So, China is going to eat our economic lunch and dominate the globe? True enough, China has much going for it, mainly hugeness, but also what’s really the world’s most unrestrained free market capitalism (the non-state-owned sector, that is). But not so fast. One element that helped make capitalism so successful in the West seems distinctly weak in China. That is an ethos of trust and honesty.
Sneer cynically if you like, but the fact is that commerce could hardly function at all without a basic level of trust and honesty among participants, and its lack is punished by the market. That’s certainly illustrated in my own business of trading in coins. In dealer-to-dealer trade, especially where authenticity of merchandise is an issue, trust is extremely important. A sleazy dealer soon gets a rep, and weeded out. And we keep each other informed about untrustworthy customers too. They’re actually rare. I send nearly all my orders in advance of payment, with only a tiny percentage of problems. Businesses don’t thrive in the long run by ripping people off, but by catering to their needs. This ethos is embedded in our DNA. In the West, at least.
The Economist recently reported on Yale’s baleful experience setting up shop in China. Now, of course cheating is a real problem in American schools. But it seems Chinese students carried it to a whole new level. Most were literally amoral: getting ahead was all that counted, and the means didn’t matter. Thus plagiarism, for example, was endemic. And an essay by NPR’s Louisa Lim, in the Times Book Review, made a similar point about Chinese culture with regard to how government operates at all levels, with pervasive corruption, bribery being central to the Chinese way of life.
Recently too we learned of the Chinese government’s large scale cyber hacking operation, stealing sensitive information from foreign businesses. Now, Western companies are not all angels, and corporate espionage does happen. But for the government to create a whole bureaucracy to do it?
And, when caught out, to simply brazenly lie? All this bespeaks a mentality very different from ours.
Columnist David Brooks has observed that it reflects China’s seeing world economic competition as akin to war, with deceit and skullduggery being natural weapons. However, Westerners would regard this as self-defeating, because it destroys the trust that lubricates free exchange. But Brooks fears what he calls a “brutality cascade” in which the rules of the game tend to become those of the most ruthless player.

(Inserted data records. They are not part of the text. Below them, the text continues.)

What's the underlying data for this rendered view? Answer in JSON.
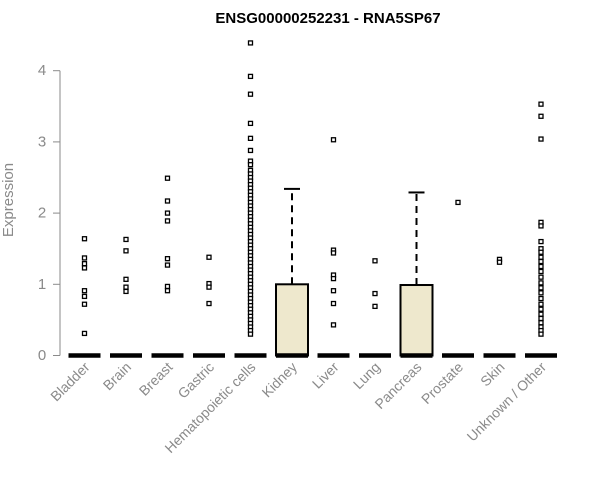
{
  "chart_data": {
    "type": "boxplot",
    "title": "ENSG00000252231 - RNA5SP67",
    "ylabel": "Expression",
    "xlabel": "",
    "ylim": [
      0,
      4.4
    ],
    "yticks": [
      0,
      1,
      2,
      3,
      4
    ],
    "grid": false,
    "legend": "none",
    "colors": {
      "box_fill": "#eee8cd",
      "outline": "#000000",
      "axis": "#8a8a8a"
    },
    "series": [
      {
        "category": "Bladder",
        "median": 0,
        "q1": 0,
        "q3": 0,
        "whisker_low": 0,
        "whisker_high": 0,
        "outliers": [
          1.64,
          1.37,
          1.29,
          1.23,
          0.91,
          0.83,
          0.72,
          0.31
        ]
      },
      {
        "category": "Brain",
        "median": 0,
        "q1": 0,
        "q3": 0,
        "whisker_low": 0,
        "whisker_high": 0,
        "outliers": [
          1.63,
          1.47,
          1.07,
          0.96,
          0.9
        ]
      },
      {
        "category": "Breast",
        "median": 0,
        "q1": 0,
        "q3": 0,
        "whisker_low": 0,
        "whisker_high": 0,
        "outliers": [
          2.49,
          2.17,
          2.0,
          1.89,
          1.36,
          1.27,
          0.97,
          0.91
        ]
      },
      {
        "category": "Gastric",
        "median": 0,
        "q1": 0,
        "q3": 0,
        "whisker_low": 0,
        "whisker_high": 0,
        "outliers": [
          1.38,
          1.01,
          0.96,
          0.73
        ]
      },
      {
        "category": "Hematopoietic cells",
        "median": 0,
        "q1": 0,
        "q3": 0,
        "whisker_low": 0,
        "whisker_high": 0,
        "outliers": [
          4.39,
          3.92,
          3.67,
          3.26,
          3.05,
          2.88,
          2.73,
          2.68,
          2.6,
          2.55,
          2.5,
          2.45,
          2.4,
          2.35,
          2.3,
          2.25,
          2.2,
          2.15,
          2.1,
          2.05,
          2.0,
          1.95,
          1.9,
          1.85,
          1.8,
          1.75,
          1.7,
          1.65,
          1.6,
          1.55,
          1.5,
          1.45,
          1.4,
          1.35,
          1.3,
          1.25,
          1.2,
          1.15,
          1.1,
          1.05,
          1.0,
          0.95,
          0.9,
          0.85,
          0.8,
          0.75,
          0.7,
          0.65,
          0.6,
          0.55,
          0.5,
          0.45,
          0.4,
          0.35,
          0.3
        ]
      },
      {
        "category": "Kidney",
        "median": 0,
        "q1": 0,
        "q3": 1.0,
        "whisker_low": 0,
        "whisker_high": 2.34,
        "outliers": []
      },
      {
        "category": "Liver",
        "median": 0,
        "q1": 0,
        "q3": 0,
        "whisker_low": 0,
        "whisker_high": 0,
        "outliers": [
          3.03,
          1.48,
          1.44,
          1.13,
          1.08,
          0.91,
          0.73,
          0.43
        ]
      },
      {
        "category": "Lung",
        "median": 0,
        "q1": 0,
        "q3": 0,
        "whisker_low": 0,
        "whisker_high": 0,
        "outliers": [
          1.33,
          0.87,
          0.69
        ]
      },
      {
        "category": "Pancreas",
        "median": 0,
        "q1": 0,
        "q3": 0.99,
        "whisker_low": 0,
        "whisker_high": 2.29,
        "outliers": []
      },
      {
        "category": "Prostate",
        "median": 0,
        "q1": 0,
        "q3": 0,
        "whisker_low": 0,
        "whisker_high": 0,
        "outliers": [
          2.15
        ]
      },
      {
        "category": "Skin",
        "median": 0,
        "q1": 0,
        "q3": 0,
        "whisker_low": 0,
        "whisker_high": 0,
        "outliers": [
          1.35,
          1.31
        ]
      },
      {
        "category": "Unknown / Other",
        "median": 0,
        "q1": 0,
        "q3": 0,
        "whisker_low": 0,
        "whisker_high": 0,
        "outliers": [
          3.53,
          3.36,
          3.04,
          1.87,
          1.82,
          1.6,
          1.5,
          1.45,
          1.38,
          1.32,
          1.25,
          1.18,
          1.1,
          1.02,
          0.95,
          0.88,
          0.8,
          0.72,
          0.65,
          0.58,
          0.52,
          0.46,
          0.4,
          0.35,
          0.3
        ]
      }
    ]
  }
}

Yet, he says, there’s another path: strive to establish norms of legitimacy upheld by the broadest possible coalition, isolate the violators, and make it clear that joining the “friendship circle” pays great benefits while staying outside will prove costly.

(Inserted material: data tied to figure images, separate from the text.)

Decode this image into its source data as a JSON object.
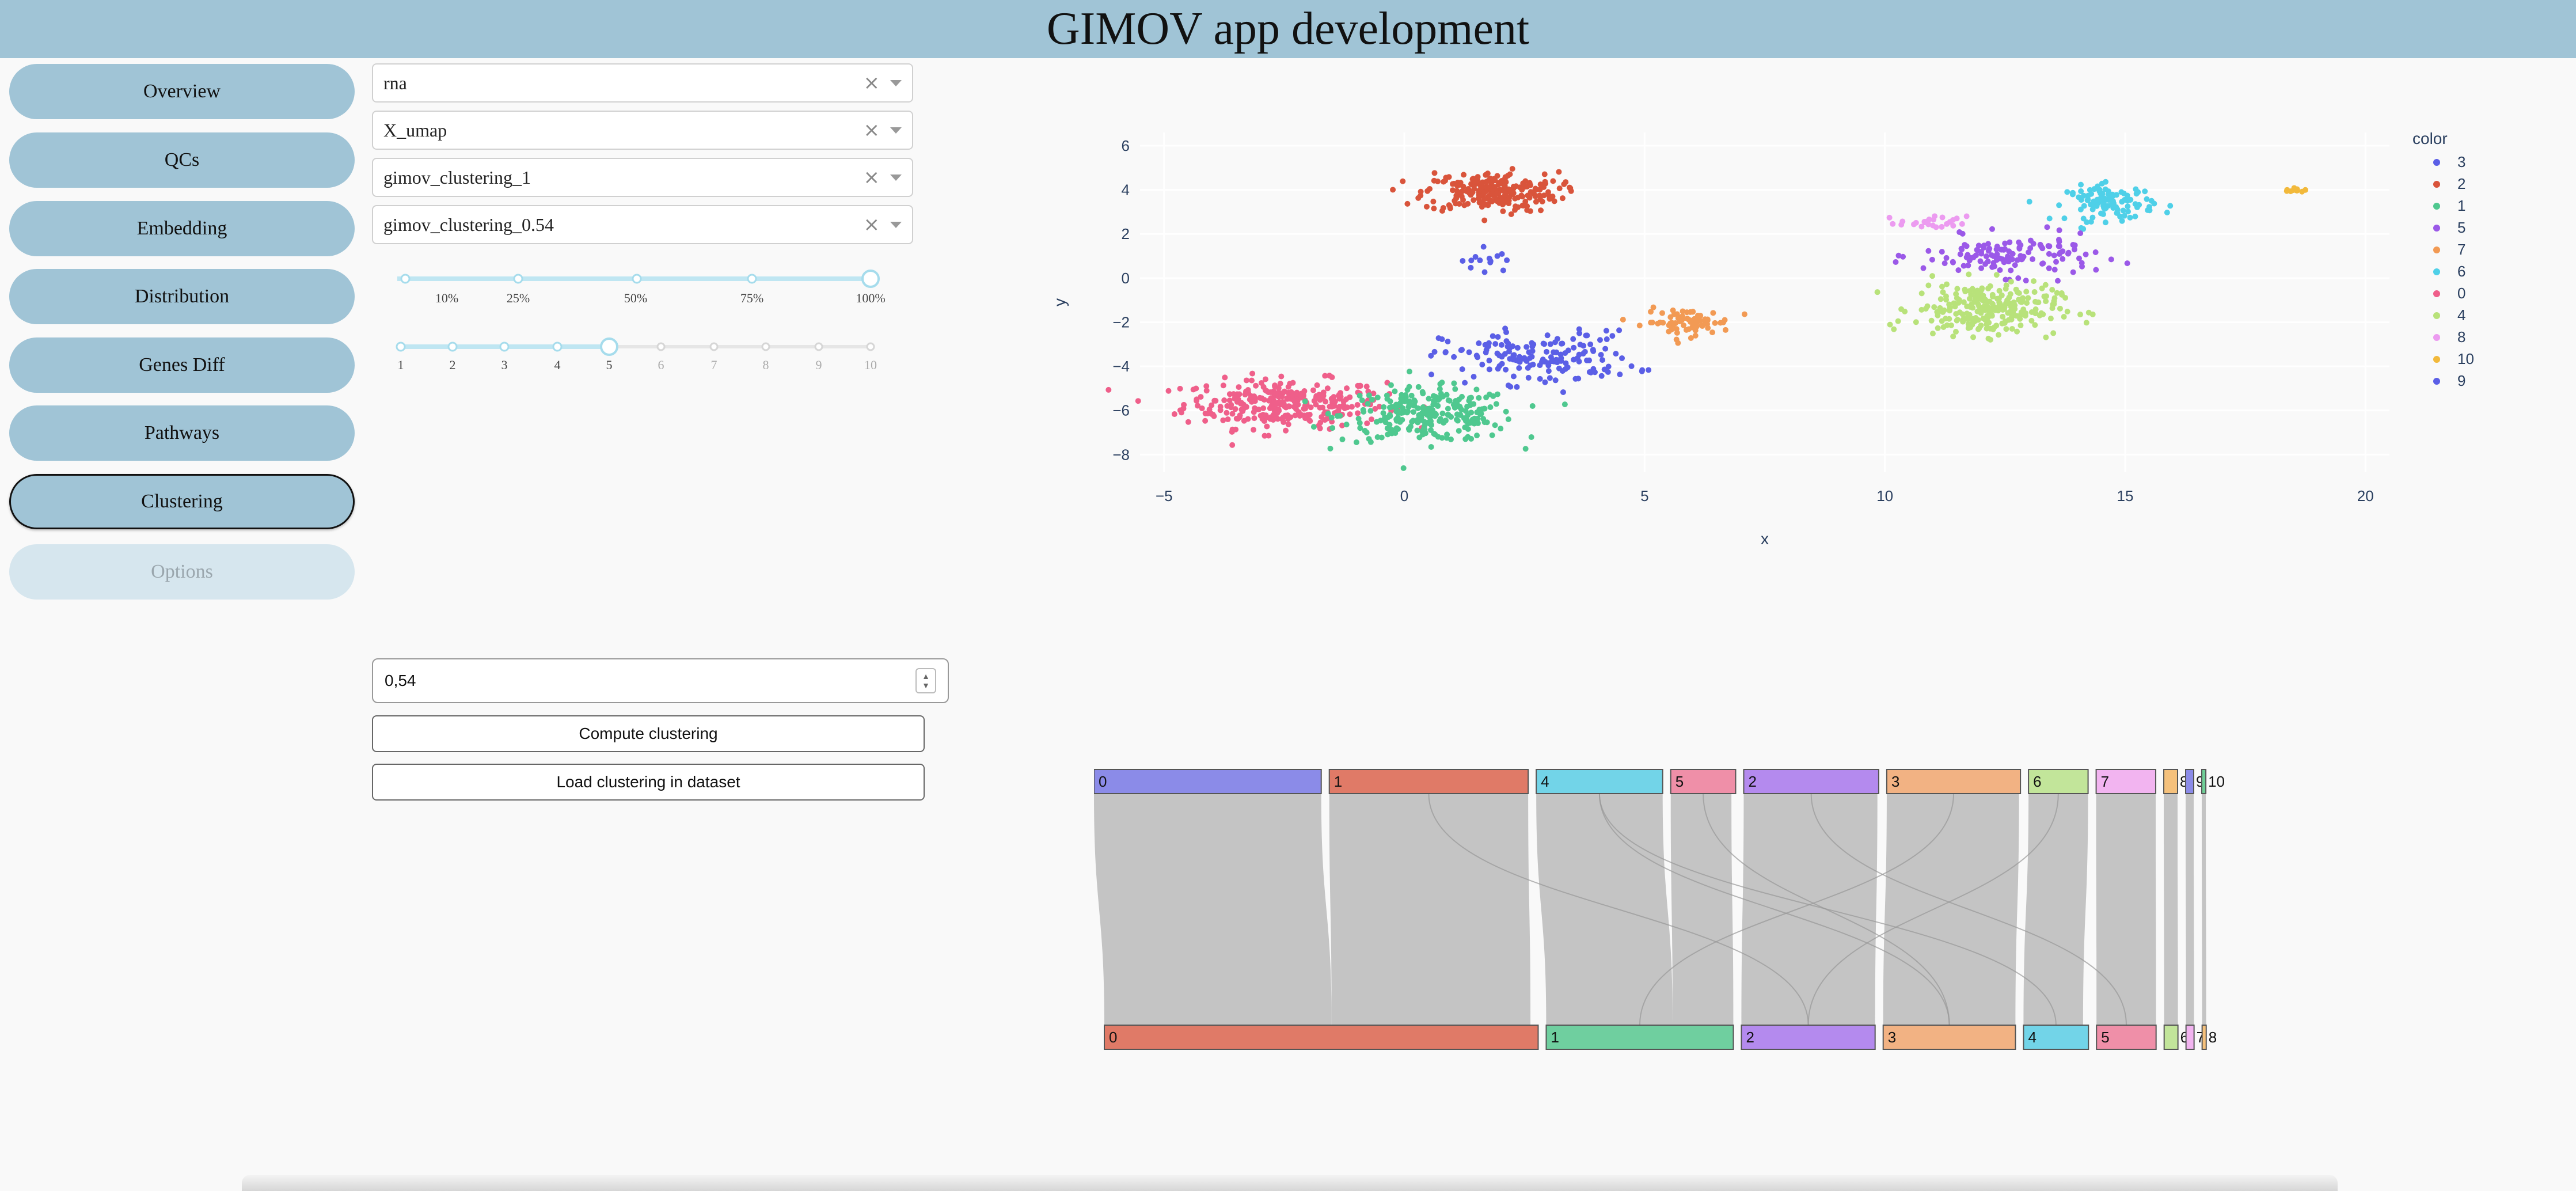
{
  "app": {
    "title": "GIMOV app development"
  },
  "nav": {
    "items": [
      {
        "label": "Overview",
        "state": "normal"
      },
      {
        "label": "QCs",
        "state": "normal"
      },
      {
        "label": "Embedding",
        "state": "normal"
      },
      {
        "label": "Distribution",
        "state": "normal"
      },
      {
        "label": "Genes Diff",
        "state": "normal"
      },
      {
        "label": "Pathways",
        "state": "normal"
      },
      {
        "label": "Clustering",
        "state": "active"
      },
      {
        "label": "Options",
        "state": "disabled"
      }
    ]
  },
  "controls": {
    "dropdowns": [
      {
        "value": "rna"
      },
      {
        "value": "X_umap"
      },
      {
        "value": "gimov_clustering_1"
      },
      {
        "value": "gimov_clustering_0.54"
      }
    ],
    "clear_glyph": "×",
    "slider1": {
      "marks": [
        "10%",
        "25%",
        "50%",
        "75%",
        "100%"
      ],
      "value": "100%"
    },
    "slider2": {
      "marks": [
        "1",
        "2",
        "3",
        "4",
        "5",
        "6",
        "7",
        "8",
        "9",
        "10"
      ],
      "value": "5"
    },
    "resolution_input": {
      "value": "0,54"
    },
    "compute_button": "Compute clustering",
    "load_button": "Load clustering in dataset"
  },
  "colors": {
    "header": "#a0c4d6",
    "nav": "#a0c4d6",
    "palette": {
      "0": "#ef5f8a",
      "1": "#4fc88f",
      "2": "#d9543b",
      "3": "#5b5fe6",
      "4": "#b8e27a",
      "5": "#9b59e8",
      "6": "#4fd0e8",
      "7": "#f29a54",
      "8": "#ec9bf0",
      "9": "#5b5fe6",
      "10": "#f2b93b"
    }
  },
  "chart_data": [
    {
      "type": "scatter",
      "xlabel": "x",
      "ylabel": "y",
      "xlim": [
        -5.5,
        20.5
      ],
      "ylim": [
        -8.8,
        6.6
      ],
      "x_ticks": [
        "−5",
        "0",
        "5",
        "10",
        "15",
        "20"
      ],
      "y_ticks": [
        "6",
        "4",
        "2",
        "0",
        "−2",
        "−4",
        "−6",
        "−8"
      ],
      "legend_title": "color",
      "legend": [
        "3",
        "2",
        "1",
        "5",
        "7",
        "6",
        "0",
        "4",
        "8",
        "10",
        "9"
      ],
      "clusters": [
        {
          "name": "0",
          "cx": -2.5,
          "cy": -5.7,
          "sx": 1.05,
          "sy": 0.55,
          "n": 300
        },
        {
          "name": "1",
          "cx": 0.5,
          "cy": -6.2,
          "sx": 0.9,
          "sy": 0.6,
          "n": 260
        },
        {
          "name": "2",
          "cx": 1.8,
          "cy": 3.9,
          "sx": 0.7,
          "sy": 0.45,
          "n": 240
        },
        {
          "name": "3",
          "cx": 1.7,
          "cy": 0.8,
          "sx": 0.25,
          "sy": 0.35,
          "n": 14
        },
        {
          "name": "3",
          "cx": 2.8,
          "cy": -3.6,
          "sx": 1.0,
          "sy": 0.6,
          "n": 160
        },
        {
          "name": "7",
          "cx": 5.9,
          "cy": -2.0,
          "sx": 0.45,
          "sy": 0.3,
          "n": 80
        },
        {
          "name": "6",
          "cx": 14.7,
          "cy": 3.4,
          "sx": 0.45,
          "sy": 0.4,
          "n": 110
        },
        {
          "name": "5",
          "cx": 12.6,
          "cy": 1.0,
          "sx": 0.9,
          "sy": 0.45,
          "n": 130
        },
        {
          "name": "4",
          "cx": 12.1,
          "cy": -1.4,
          "sx": 0.75,
          "sy": 0.6,
          "n": 260
        },
        {
          "name": "8",
          "cx": 11.0,
          "cy": 2.5,
          "sx": 0.35,
          "sy": 0.15,
          "n": 25
        },
        {
          "name": "10",
          "cx": 18.5,
          "cy": 4.0,
          "sx": 0.12,
          "sy": 0.06,
          "n": 10
        }
      ]
    },
    {
      "type": "sankey",
      "top_nodes": [
        {
          "label": "0",
          "w": 0.1778,
          "color": "#8b8be8"
        },
        {
          "label": "1",
          "w": 0.1556,
          "color": "#e07a67"
        },
        {
          "label": "4",
          "w": 0.0989,
          "color": "#72d4e8"
        },
        {
          "label": "5",
          "w": 0.0508,
          "color": "#ef8fa8"
        },
        {
          "label": "2",
          "w": 0.1056,
          "color": "#b48aee"
        },
        {
          "label": "3",
          "w": 0.1046,
          "color": "#f2b283"
        },
        {
          "label": "6",
          "w": 0.0466,
          "color": "#c2e59a"
        },
        {
          "label": "7",
          "w": 0.0466,
          "color": "#f2b4f0"
        },
        {
          "label": "8",
          "w": 0.0108,
          "color": "#f5c17c"
        },
        {
          "label": "9",
          "w": 0.0063,
          "color": "#8b8be8"
        },
        {
          "label": "10",
          "w": 0.0032,
          "color": "#6fcf97"
        }
      ],
      "bottom_nodes": [
        {
          "label": "0",
          "w": 0.3394,
          "color": "#e07a67"
        },
        {
          "label": "1",
          "w": 0.1464,
          "color": "#6fcf9f"
        },
        {
          "label": "2",
          "w": 0.1046,
          "color": "#b48aee"
        },
        {
          "label": "3",
          "w": 0.1035,
          "color": "#f2b283"
        },
        {
          "label": "4",
          "w": 0.0508,
          "color": "#72d4e8"
        },
        {
          "label": "5",
          "w": 0.0466,
          "color": "#ef8fa8"
        },
        {
          "label": "6",
          "w": 0.0108,
          "color": "#c2e59a"
        },
        {
          "label": "7",
          "w": 0.0063,
          "color": "#f2b4f0"
        },
        {
          "label": "8",
          "w": 0.0032,
          "color": "#f5c17c"
        }
      ]
    }
  ]
}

I want to be clear that not all Chinese are amoral. I’ve done business with many good people there. But it’s obvious that there’s an important cultural difference, that I believe will handicap China in building its world economic role. Dishonesty and corruption creates a foundation of sand for an economy. If China wants to become the global economic kingpin, it will have to grow up and become a responsible adult.
As Chinese author Wang Xiaofang has written, quoted in the Times essay, “The habit of falsehood is fatal to a culture. But to us, falsehood is the essence.”